F*ck the Police – Part II
Via Reason, Marine Survives Two Tours in Iraq, SWAT Kills Him. Read the whole thing. It’s appalling.
Police have a monopoly on the legal use of force, and their word alone may often suffice to deprive members of the American community of their life (see above), liberty, and property. Therefore police should be held to a high standard of conduct. Unfortunately, police are not held to such a standard, and worse, routinely fail the pitifully low standard of conduct required of them. Radley Balko’s personal site the Agitator does a great job covering police misconduct and outrageous abuse of authority. Here’s an all too common story:
Anyway, I have been seeing story after story about this and the splash seems to be getting bigger by the day.
In San Diego, ten police officers are currently accused of serious misconduct in unrelated cases that include allegations of rape, stalking, drunk driving, domestic abuse, and sexual assault.
In response, the chief of police has made public apologies and set up a confidential hotline. Of course, everyone is acting all surprised that these activities were taking place within police ranks. How could this have gone on undetected? Well this little tidbit might provide a clue:
Shortly after Bill Lansdowne became police chief in 2003 he quietly disbanded an anticorruption unit assigned with proactively investigating the kind of criminal allegations that have recently stained the department’s public image.
And the chief has no plans to bring it back. However, among other remedies, he does plan to increase ethics training for offiers because, you know, how else are cops going to know that stalking, rape, and drunk driving are wrong?
Reminds me of a story a friend in Hawai’i told me about the police involved in Operation Green Harvest, which was the code name for Hawai’i’s federally funded war on marijuana. After confiscating tens of thousands of mature marijuana plants the police would bring the plants to the Kona hospital’s incinerator (where my friend worked for a time in the late 90s) to burn them. As part of his job duties my friend had to assist the cops burn the marijuana plants, and reported getting high as fuck in the process. After a number of days spent burning marijuana plants, and noticing that none of the plants ever had harvestable buds, my friend asked the police officers what happened to all of the plants’ buds. The officer’s response (delivered with a wry laugh)? “Brah, no one burns money.”

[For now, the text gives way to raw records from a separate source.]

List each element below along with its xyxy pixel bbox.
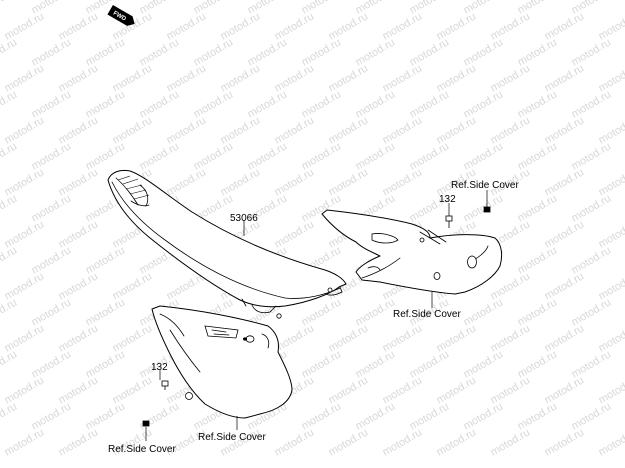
watermark-text: motod.ru bbox=[0, 244, 19, 276]
watermark-text: motod.ru bbox=[57, 426, 101, 458]
callout-bolt-left: 132 bbox=[151, 362, 168, 373]
callout-ref-bottom-center: Ref.Side Cover bbox=[198, 432, 266, 443]
watermark-text: motod.ru bbox=[597, 218, 625, 250]
watermark-text: motod.ru bbox=[327, 426, 371, 458]
watermark-text: motod.ru bbox=[489, 426, 533, 458]
bolt-icon bbox=[445, 215, 453, 228]
side-cover-right bbox=[321, 209, 503, 295]
leader-lines bbox=[145, 190, 488, 441]
callout-seat: 53066 bbox=[230, 213, 258, 224]
watermark-text: motod.ru bbox=[597, 322, 625, 354]
watermark-text: motod.ru bbox=[597, 270, 625, 302]
bolt-icon bbox=[483, 206, 491, 213]
watermark-text: motod.ru bbox=[0, 192, 19, 224]
watermark-text: motod.ru bbox=[0, 296, 19, 328]
watermark-text: motod.ru bbox=[0, 400, 19, 432]
watermark-text: motod.ru bbox=[0, 88, 19, 120]
watermark-text: motod.ru bbox=[0, 348, 19, 380]
watermark-text: motod.ru bbox=[381, 426, 425, 458]
watermark-text: motod.ru bbox=[0, 0, 19, 17]
watermark-text: motod.ru bbox=[597, 114, 625, 146]
watermark-text: motod.ru bbox=[597, 426, 625, 458]
watermark-text: motod.ru bbox=[273, 426, 317, 458]
bolt-icon bbox=[142, 420, 150, 427]
callout-ref-top-right: Ref.Side Cover bbox=[451, 180, 519, 191]
callout-bolt-top: 132 bbox=[439, 194, 456, 205]
watermark-text: motod.ru bbox=[0, 36, 19, 68]
watermark-text: motod.ru bbox=[435, 426, 479, 458]
watermark-text: motod.ru bbox=[543, 426, 587, 458]
watermark-text: motod.ru bbox=[597, 374, 625, 406]
bolt-icon bbox=[161, 380, 169, 390]
side-cover-left bbox=[151, 305, 293, 419]
watermark-text: motod.ru bbox=[597, 166, 625, 198]
callout-ref-mid-right: Ref.Side Cover bbox=[393, 309, 461, 320]
callout-ref-bottom-left: Ref.Side Cover bbox=[108, 444, 176, 455]
watermark-text: motod.ru bbox=[597, 62, 625, 94]
watermark-text: motod.ru bbox=[3, 426, 47, 458]
watermark-text: motod.ru bbox=[0, 140, 19, 172]
watermark-text: motod.ru bbox=[597, 10, 625, 42]
seat-assembly bbox=[107, 169, 347, 319]
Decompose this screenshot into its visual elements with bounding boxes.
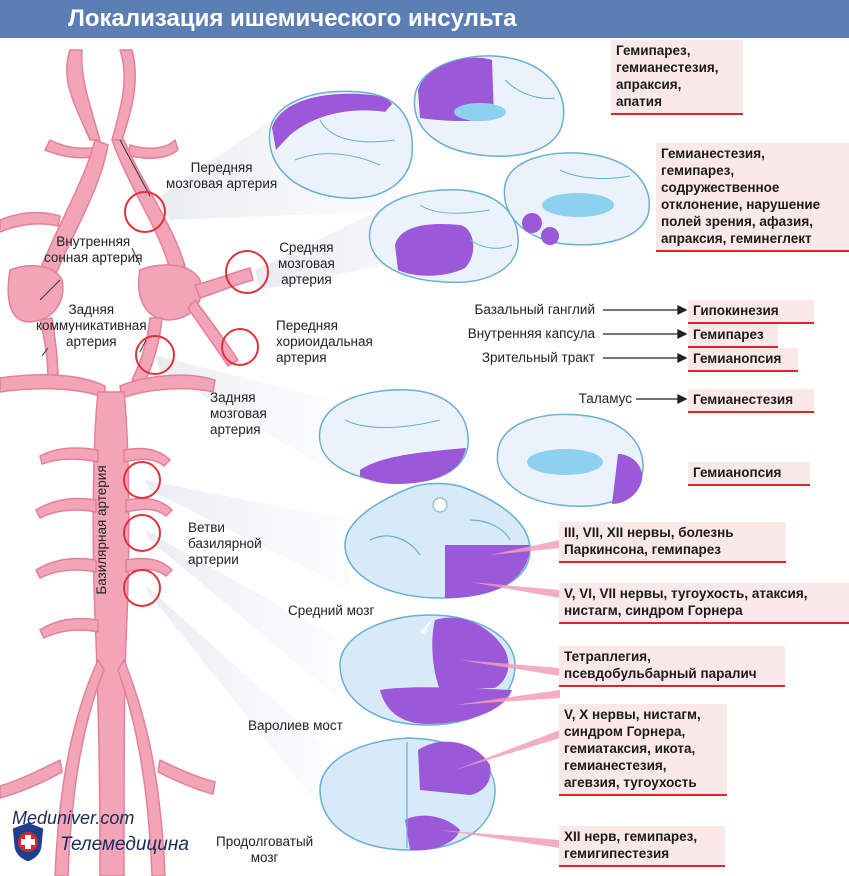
brain-aca-medial [413, 55, 565, 157]
symptom-line: Гипокинезия [693, 303, 779, 318]
symptom-line: гемипарез, [661, 163, 735, 178]
label-medulla: Продолговатый мозг [216, 834, 313, 866]
label-line: Задняя [68, 302, 115, 317]
brain-pca-medial [496, 413, 644, 507]
label-posterior-communicating-artery: Задняя коммуникативная артерия [36, 302, 147, 350]
symptom-line: Гемипарез [693, 327, 764, 342]
symptom-line: Гемипарез, [616, 43, 691, 58]
symptom-line: апатия [616, 94, 662, 109]
symptom-line: XII нерв, гемипарез, [564, 829, 698, 844]
symptom-line: Тетраплегия, [564, 649, 651, 664]
brainstem-medulla [319, 737, 496, 851]
shield-cross-icon [11, 821, 45, 863]
brain-aca-lateral [268, 90, 414, 199]
label-line: Передняя [276, 318, 338, 333]
label-line: сонная артерия [44, 250, 143, 265]
symptom-box-midbrain-2: V, VI, VII нервы, тугоухость, атаксия, н… [559, 583, 849, 624]
label-line: базилярной [188, 536, 262, 551]
label-line: Внутренняя [56, 234, 131, 249]
label-line: мозговая [278, 256, 335, 271]
symptom-line: V, X нервы, нистагм, [564, 707, 701, 722]
brainstem-pons [339, 614, 516, 726]
symptom-line: Гемианестезия, [661, 146, 765, 161]
label-optic-tract: Зрительный тракт [481, 350, 595, 365]
leader-lines [39, 139, 151, 357]
symptom-line: апраксия, геминеглект [661, 231, 812, 246]
watermark-tagline: Телемедицина [60, 834, 189, 855]
symptom-line: апраксия, [616, 77, 682, 92]
symptom-line: Гемианопсия [693, 351, 782, 366]
label-line: Продолговатый [216, 834, 314, 849]
label-pons: Варолиев мост [248, 718, 343, 733]
symptom-box-internal-capsule: Гемипарез [688, 324, 778, 348]
symptom-line: гемиатаксия, икота, [564, 741, 696, 756]
label-basilar-artery: Базилярная артерия [94, 465, 109, 595]
watermark: Meduniver.com Телемедицина [8, 808, 218, 868]
symptom-box-medulla-1: V, X нервы, нистагм, синдром Горнера, ге… [559, 704, 727, 796]
label-midbrain: Средний мозг [288, 603, 375, 618]
label-line: Средняя [279, 240, 334, 255]
symptom-box-thalamus: Гемианестезия [688, 389, 814, 413]
marker-circles [123, 191, 269, 607]
label-thalamus: Таламус [578, 391, 632, 406]
label-line: артерия [210, 422, 261, 437]
symptom-line: V, VI, VII нервы, тугоухость, атаксия, [564, 586, 808, 601]
label-line: коммуникативная [36, 318, 147, 333]
label-internal-carotid-artery: Внутренняя сонная артерия [44, 234, 143, 266]
label-anterior-choroidal-artery: Передняя хориоидальная артерия [276, 318, 373, 366]
symptom-line: Гемианестезия [693, 392, 794, 407]
page-title: Локализация ишемического инсульта [68, 5, 517, 32]
symptom-line: нистагм, синдром Горнера [564, 603, 743, 618]
symptom-line: содружественное [661, 180, 780, 195]
label-line: Ветви [188, 520, 225, 535]
label-line: мозг [250, 850, 279, 865]
label-line: артерии [188, 552, 239, 567]
symptom-line: гемианестезия, [616, 60, 719, 75]
symptom-line: Паркинсона, гемипарез [564, 542, 721, 557]
label-line: артерия [276, 350, 327, 365]
symptom-line: отклонение, нарушение [661, 197, 821, 212]
label-anterior-cerebral-artery: Передняя мозговая артерия [166, 160, 277, 192]
symptom-line: синдром Горнера, [564, 724, 686, 739]
symptom-line: псевдобульбарный паралич [564, 666, 757, 681]
symptom-box-basal-ganglia: Гипокинезия [688, 300, 814, 324]
symptom-box-pons: Тетраплегия, псевдобульбарный паралич [559, 646, 785, 687]
label-line: мозговая [210, 406, 267, 421]
symptom-box-optic-tract: Гемианопсия [688, 348, 798, 372]
watermark-site: Meduniver.com [12, 808, 135, 828]
brain-mca-medial [503, 152, 650, 246]
pointer-wedges [440, 540, 560, 848]
symptom-line: агевзия, тугоухость [564, 775, 697, 790]
symptom-box-mca: Гемианестезия, гемипарез, содружественно… [656, 143, 849, 252]
label-line: артерия [281, 272, 332, 287]
symptom-line: полей зрения, афазия, [661, 214, 813, 229]
symptom-line: гемигипестезия [564, 846, 670, 861]
label-internal-capsule: Внутренняя капсула [467, 326, 595, 341]
label-basal-ganglia: Базальный ганглий [474, 302, 595, 317]
label-middle-cerebral-artery: Средняя мозговая артерия [278, 240, 335, 288]
brain-mca-lateral [368, 189, 519, 284]
brain-pca-lateral [318, 389, 469, 484]
symptom-line: Гемианопсия [693, 465, 782, 480]
title-bar: Локализация ишемического инсульта [0, 0, 849, 38]
label-line: Передняя [190, 160, 253, 175]
symptom-box-medulla-2: XII нерв, гемипарез, гемигипестезия [559, 826, 725, 867]
symptom-box-midbrain-1: III, VII, XII нервы, болезнь Паркинсона,… [559, 522, 786, 563]
brainstem-midbrain [344, 482, 531, 599]
label-line: артерия [66, 334, 117, 349]
label-line: мозговая артерия [166, 176, 278, 191]
label-posterior-cerebral-artery: Задняя мозговая артерия [210, 390, 267, 438]
label-basilar-branches: Ветви базилярной артерии [188, 520, 262, 568]
symptom-box-pca: Гемианопсия [688, 462, 810, 486]
symptom-box-aca: Гемипарез, гемианестезия, апраксия, апат… [611, 40, 743, 115]
pointer-arrows [603, 304, 688, 405]
label-line: Задняя [210, 390, 256, 405]
artery-system [0, 49, 254, 876]
symptom-line: гемианестезия, [564, 758, 667, 773]
label-line: хориоидальная [276, 334, 373, 349]
symptom-line: III, VII, XII нервы, болезнь [564, 525, 734, 540]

Mind you, they burned tens of thousands of plants a day. Operation Green Harvest’s plant confiscation statistics are off the charts – 772,401 plants in 1998 alone. Or they’re greatly embellished to continue the flow of the federal gravy train that the war on drugs is for local and state public officials, particularly police / swat, prison interests, and their enabling politicians. Some of the cops were taking the buds, or tipping off (at a price) the growers so they could harvest before the raid. That’s just how it works, and it probably can’t be fixed. If anything the problem seems worse every day. All we can do is make government and its police as small and decentralized as possible.
We should also strive to create new political entities at sea called Seasteads where individuals can innovate new political systems to serve humanity far better than current governments do today. Governments profoundly affect every aspect of our lives, and improving them would unlock enormous human potential.